Eigene Dusche statt Etagenbad

150 Jahre ist der Bayerische Hof nun alt, aber beileibe kein altes Hotel. Nach dem zweiten Weltkrieg, nachdem die französischen Besatzer das Haus freigegeben hatten und es im Winter 1955/56 wieder in eigener Regie übernommen wurde, hat sich sehr viel getan. Der Bau eines neuen Flügels mit dem "Kursaal" wurde angegangen, und alle Zimmer erhielten Bäder oder Duschen, als ein Etagenbad selbst in guten Häusern noch Usus war. Im Winter 1975/76 entstand an der Seepromenade, eingerahmt vom Hotelgarten, das geheizte Schwimmbad. Der neue Nordflügel wurde 1981 eingeweiht, und durch bauliche Erweiterungen wurden die drei Häuser - Bayerischer Hof, Seegarten und Reutemann - im Inneren miteinander verbunden.

1990 ging ein lang gehegter Wunsch in Erfüllung: der Ausbau des vierten Stockwerks im Haupthaus. Nur ein Jahr später konnten - nach zähen Verhandlungen - die ersten Gäste ihre Autos in der Tiefgarage abstellen. Gäste des Bayerischen Hofs müssen ihren Wagen nicht auf der Straße parken. 91 Parkplätze im abgeschlossenen Innenhof, auf dem Parkdeck, in Einzelgaragen und in der Tiefgarage stehen zur Verfügung.

Wiederum nur ein Jahr später öffnete der voll klimatisierte Kongress-Saal mit 300 Plätzen. Die Kapazität für Tagungen umfasst inzwischen neun Räume mit einem Fassungsvermögen von zehn bis 300 Teilnehmern.

Doch der Bayerische Hof ist nicht nur ein Vorzeigeobjekt der Gastronomie, sondern für Lindau auch ein Wirtschaftsfaktor. 76 Dauerbeschäftigte stehen das ganze Jahr über auf der Gehaltsliste, während der Saison sind bis zu 120 Mitarbeiter beschäftigt. 161 Zimmer mit 306 Betten weisen die drei Häuser auf. Sie tragen mit rund 50  000 Übernachtungen pro Jahr nicht unwesentlich zur Lindauer Fremdenverkehrsbilanz bei.
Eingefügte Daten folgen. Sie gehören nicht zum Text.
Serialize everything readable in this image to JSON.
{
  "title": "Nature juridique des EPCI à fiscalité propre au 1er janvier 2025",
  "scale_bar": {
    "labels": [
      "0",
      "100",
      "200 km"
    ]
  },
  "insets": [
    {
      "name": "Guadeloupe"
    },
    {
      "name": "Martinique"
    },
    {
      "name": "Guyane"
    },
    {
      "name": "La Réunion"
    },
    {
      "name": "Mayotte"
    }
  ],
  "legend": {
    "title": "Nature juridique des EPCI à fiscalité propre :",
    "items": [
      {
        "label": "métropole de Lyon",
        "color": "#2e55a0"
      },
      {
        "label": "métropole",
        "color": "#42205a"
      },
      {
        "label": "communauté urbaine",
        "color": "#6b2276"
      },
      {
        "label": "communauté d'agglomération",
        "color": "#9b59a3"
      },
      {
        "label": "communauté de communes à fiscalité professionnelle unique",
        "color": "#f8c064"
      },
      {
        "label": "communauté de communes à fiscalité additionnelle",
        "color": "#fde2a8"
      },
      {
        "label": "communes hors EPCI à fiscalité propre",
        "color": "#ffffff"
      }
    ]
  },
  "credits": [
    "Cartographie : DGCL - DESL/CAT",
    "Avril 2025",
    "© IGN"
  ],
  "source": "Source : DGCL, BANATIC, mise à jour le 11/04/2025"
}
Dabei ist der Bayerische Hof auch ein Faktor für Lindaus Infrastruktur. Ein Beispiel: Wenn jeder Gast zum Frühstück nur eine Semmel verzehrt, so sind das 50  000 Semmeln, die heimische Bäcker formen. Aber da gibt es natürlich noch vieles andere am Frühstücksbüfett aus heimischer Produktion. Hinzu kommt die Küche, die nicht nur von Hausgästen sondern auch von Einheimischen angenommen wird; ebenso wie die Bars und vieles mehr. Der moderne, heute unabdingbare Wellnessbereich eines Fünf-Sterne-Hotels bietet zwei Saunen, ein Dampfbad, Solarium, Caldarium, Fitness- und Massageräume.

Kein Problem hat die Stolze--Spaeth KG mit der heiß diskutierten Ausbildungsabgabe, der Zwangsabgabe für Betriebe, die nicht ausbilden. 24 Auszubildende - weit mehr als der Durchschnitt - erwerben derzeit am Seehafen Kenntnisse in den Bereichen der Gastronomie und Hotellerie. Unter den Azubis sind eine Reihe von Töchtern und Söhnen aus renommierten, einschlägigen Unternehmen. Denn wer ein Lehrzeugnis des Bayerischen Hofs vorweisen kann, hat bei späteren Bewerbungen, egal wo, immer einen Vorteil.}

Ein prägendes Gebäude zwischen Bahnhof und Seehafen: das Hotel Bayerischer Hof. LZ-Fotos: Flemming}

Die Herren des Hotels: Dr. Richard Stolze (l.) und sein Sohn Robert.}

Am Samstag, 17. April, von 12 bis 18 Uhr können sich Lindauer und Gäste der Inselstadt beim Tag der offenen Tür selbst ein Bild vom "Bayerischen Hof" machen.